City Staff May Think Twice After Merrill Win

The news that Stephanie Villalba, the former senior Merrill Lynch executive, lost her discrimination case against the firm comes as no surprise. The evidence just did not seem to support her claims. And although Ms Villalba will lose a few bob as a result of her efforts to take Merrill to tribunal, she can probably afford it. The more important thing about this case, however, is that it sends out a very strong message to City staff thinking of making a claim against their firm - make sure that your case has strong foundations. Don't believe those ambulance chasers who will whisper in your ear that your employer will simply roll over and pay up or that a tribunal will bend over backwards to rule your way.

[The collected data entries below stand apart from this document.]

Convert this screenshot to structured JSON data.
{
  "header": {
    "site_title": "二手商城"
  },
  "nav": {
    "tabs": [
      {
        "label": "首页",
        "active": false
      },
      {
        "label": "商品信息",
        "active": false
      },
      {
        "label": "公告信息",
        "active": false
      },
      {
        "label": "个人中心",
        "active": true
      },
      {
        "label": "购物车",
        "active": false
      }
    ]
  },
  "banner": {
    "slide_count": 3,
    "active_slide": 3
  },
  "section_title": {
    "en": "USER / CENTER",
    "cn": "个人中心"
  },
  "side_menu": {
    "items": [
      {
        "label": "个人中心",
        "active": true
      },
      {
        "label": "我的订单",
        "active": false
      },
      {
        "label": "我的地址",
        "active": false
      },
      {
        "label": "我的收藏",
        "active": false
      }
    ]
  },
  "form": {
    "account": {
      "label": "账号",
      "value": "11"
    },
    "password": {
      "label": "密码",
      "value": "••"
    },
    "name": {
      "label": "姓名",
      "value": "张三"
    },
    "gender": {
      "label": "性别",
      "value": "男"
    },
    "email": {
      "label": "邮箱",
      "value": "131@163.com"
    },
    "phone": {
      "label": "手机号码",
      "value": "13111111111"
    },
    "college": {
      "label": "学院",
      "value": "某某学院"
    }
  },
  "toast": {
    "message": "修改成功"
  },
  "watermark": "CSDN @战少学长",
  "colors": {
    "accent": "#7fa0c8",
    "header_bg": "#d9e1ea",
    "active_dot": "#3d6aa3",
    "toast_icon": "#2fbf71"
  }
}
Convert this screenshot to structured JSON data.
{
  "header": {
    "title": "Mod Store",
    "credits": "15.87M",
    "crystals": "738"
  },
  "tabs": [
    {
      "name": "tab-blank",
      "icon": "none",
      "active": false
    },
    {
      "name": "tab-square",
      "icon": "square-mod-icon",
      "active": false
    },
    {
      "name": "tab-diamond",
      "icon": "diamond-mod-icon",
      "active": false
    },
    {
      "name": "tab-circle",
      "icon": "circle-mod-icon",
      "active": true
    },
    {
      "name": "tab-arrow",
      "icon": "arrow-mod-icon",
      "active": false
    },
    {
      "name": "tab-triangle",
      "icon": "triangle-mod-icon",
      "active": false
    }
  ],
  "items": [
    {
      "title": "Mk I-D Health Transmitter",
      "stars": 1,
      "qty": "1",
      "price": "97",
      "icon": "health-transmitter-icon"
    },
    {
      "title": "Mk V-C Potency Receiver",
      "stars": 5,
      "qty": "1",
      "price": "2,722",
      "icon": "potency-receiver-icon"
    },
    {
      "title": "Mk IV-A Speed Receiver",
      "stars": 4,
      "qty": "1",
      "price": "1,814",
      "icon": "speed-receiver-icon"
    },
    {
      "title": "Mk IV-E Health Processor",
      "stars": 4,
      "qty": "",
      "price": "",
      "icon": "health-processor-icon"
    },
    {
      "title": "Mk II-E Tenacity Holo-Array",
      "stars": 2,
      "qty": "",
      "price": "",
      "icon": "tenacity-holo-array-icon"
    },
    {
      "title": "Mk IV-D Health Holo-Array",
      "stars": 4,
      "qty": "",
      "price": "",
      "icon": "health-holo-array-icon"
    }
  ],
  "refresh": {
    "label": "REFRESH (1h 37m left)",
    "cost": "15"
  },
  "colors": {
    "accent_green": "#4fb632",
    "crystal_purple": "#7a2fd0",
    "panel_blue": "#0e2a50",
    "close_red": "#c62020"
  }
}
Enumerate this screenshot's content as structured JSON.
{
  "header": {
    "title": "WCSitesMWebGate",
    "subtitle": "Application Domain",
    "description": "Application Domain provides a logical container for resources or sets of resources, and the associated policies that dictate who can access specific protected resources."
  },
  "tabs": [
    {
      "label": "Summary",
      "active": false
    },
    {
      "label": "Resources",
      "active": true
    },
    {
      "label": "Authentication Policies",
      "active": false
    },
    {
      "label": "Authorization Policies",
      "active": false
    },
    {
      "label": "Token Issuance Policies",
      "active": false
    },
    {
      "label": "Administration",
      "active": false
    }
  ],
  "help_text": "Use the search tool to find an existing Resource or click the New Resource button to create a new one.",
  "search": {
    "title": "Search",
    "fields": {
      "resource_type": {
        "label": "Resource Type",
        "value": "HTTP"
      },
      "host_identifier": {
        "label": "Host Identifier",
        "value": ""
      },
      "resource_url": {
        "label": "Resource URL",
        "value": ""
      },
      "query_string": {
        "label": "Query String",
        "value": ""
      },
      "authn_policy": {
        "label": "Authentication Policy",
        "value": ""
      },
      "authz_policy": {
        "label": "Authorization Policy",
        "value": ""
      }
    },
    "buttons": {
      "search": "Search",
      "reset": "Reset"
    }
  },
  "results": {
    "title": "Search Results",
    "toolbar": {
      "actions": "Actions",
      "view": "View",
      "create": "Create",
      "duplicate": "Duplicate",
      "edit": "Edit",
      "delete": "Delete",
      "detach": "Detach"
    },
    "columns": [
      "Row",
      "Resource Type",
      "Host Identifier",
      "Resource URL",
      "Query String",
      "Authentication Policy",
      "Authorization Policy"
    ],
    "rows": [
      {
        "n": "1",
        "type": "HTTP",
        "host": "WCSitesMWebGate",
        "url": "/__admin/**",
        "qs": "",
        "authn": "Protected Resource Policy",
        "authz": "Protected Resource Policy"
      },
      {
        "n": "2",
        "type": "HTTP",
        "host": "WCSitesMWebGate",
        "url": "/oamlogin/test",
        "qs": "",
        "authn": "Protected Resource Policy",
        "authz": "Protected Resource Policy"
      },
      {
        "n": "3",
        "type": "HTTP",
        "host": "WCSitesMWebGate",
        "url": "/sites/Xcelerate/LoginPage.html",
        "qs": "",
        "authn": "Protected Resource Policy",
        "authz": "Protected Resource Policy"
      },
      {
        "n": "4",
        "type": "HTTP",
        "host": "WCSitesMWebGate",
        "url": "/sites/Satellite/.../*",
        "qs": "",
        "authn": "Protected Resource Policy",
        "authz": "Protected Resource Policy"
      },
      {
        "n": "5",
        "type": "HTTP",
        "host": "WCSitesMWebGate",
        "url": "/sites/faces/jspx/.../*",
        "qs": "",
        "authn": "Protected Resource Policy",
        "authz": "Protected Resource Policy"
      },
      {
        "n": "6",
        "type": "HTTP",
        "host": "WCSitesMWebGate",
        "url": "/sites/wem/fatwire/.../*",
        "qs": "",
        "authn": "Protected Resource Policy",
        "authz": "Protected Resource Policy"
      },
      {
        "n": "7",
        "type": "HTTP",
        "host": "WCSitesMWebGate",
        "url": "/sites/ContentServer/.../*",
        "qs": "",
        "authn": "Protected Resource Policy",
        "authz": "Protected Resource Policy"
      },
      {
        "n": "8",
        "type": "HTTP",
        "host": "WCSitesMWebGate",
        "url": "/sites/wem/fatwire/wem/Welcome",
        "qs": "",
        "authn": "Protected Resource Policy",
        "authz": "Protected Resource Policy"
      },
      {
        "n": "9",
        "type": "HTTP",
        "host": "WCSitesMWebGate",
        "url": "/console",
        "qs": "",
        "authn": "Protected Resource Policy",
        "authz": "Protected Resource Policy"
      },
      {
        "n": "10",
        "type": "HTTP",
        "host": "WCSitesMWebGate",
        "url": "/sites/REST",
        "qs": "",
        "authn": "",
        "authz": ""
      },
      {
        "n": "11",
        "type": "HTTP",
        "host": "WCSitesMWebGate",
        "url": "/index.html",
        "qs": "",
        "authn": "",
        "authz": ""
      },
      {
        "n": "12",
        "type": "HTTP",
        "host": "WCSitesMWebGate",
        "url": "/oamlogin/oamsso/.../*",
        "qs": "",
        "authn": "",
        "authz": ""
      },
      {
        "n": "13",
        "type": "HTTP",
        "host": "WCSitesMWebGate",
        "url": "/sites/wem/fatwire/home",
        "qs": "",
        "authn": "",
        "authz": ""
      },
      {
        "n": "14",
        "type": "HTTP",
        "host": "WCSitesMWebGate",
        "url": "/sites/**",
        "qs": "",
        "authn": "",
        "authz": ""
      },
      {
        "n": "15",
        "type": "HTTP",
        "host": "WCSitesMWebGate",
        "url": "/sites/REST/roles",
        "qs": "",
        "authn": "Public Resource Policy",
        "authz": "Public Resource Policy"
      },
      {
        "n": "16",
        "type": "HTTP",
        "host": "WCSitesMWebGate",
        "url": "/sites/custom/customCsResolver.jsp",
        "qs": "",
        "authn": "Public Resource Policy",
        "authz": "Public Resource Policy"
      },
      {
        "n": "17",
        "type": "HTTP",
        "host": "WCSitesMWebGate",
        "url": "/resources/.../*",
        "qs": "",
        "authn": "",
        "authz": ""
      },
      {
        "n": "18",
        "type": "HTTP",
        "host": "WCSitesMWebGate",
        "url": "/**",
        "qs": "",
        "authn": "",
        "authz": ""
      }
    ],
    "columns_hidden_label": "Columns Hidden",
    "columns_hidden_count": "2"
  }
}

Merrill has had victory in two high profile tribunal cases in 2004, and both DrKW and BNP Paribas brought home significant victories too. Winnable cases rarely go to trial - so if you make a move and your firm indicates that it is happy to see you at tribunal, beware! You won't have an easy ride. Bloomberg quotes John Evans, an employment lawyer at Coudert Brothers, who said that the Villalba verdict 'is not going to stop spurious claims, but it make make people pause before piling on additional claims in an effort to add noughts to the judgement'.

Now Merrill's Human Resource Department came in for some stick from the tribunal - the tribunal described its conduct as 'unprofessional'. This writer is unclear exactly what the tribunal meant when it said this. Hindsight, we all know, is a wonderful thing. And, after all, Ms Villalba was just one of the firm's 6,000 European employees. The tribunal also had a pop at Merrill's bonus allocation process, which it described as 'haphazard and subjective' with a 'high degree of favouritism'. In truth, we all know, that's life throughout the City and it is difficult to see how things can practically be managed any other way. Merrill's bonus allocation process is no worse than anyone else's. And, in any case, HR usually has little to do with bonus allocation.

Overall, then, the verdict in the Villalba case was a good one for Merrill Lynch. Almost total vindication - Ms Villalba won her charge of unfair dismissal and will eventually receive a maximum of $106,000 in damages. She was claiming $14.5m in total. And a lesson, too, perhaps, for all those staff thinking of taking their firm to the cleaners by way of a tribunal claim - only fools rush in. Look before you book!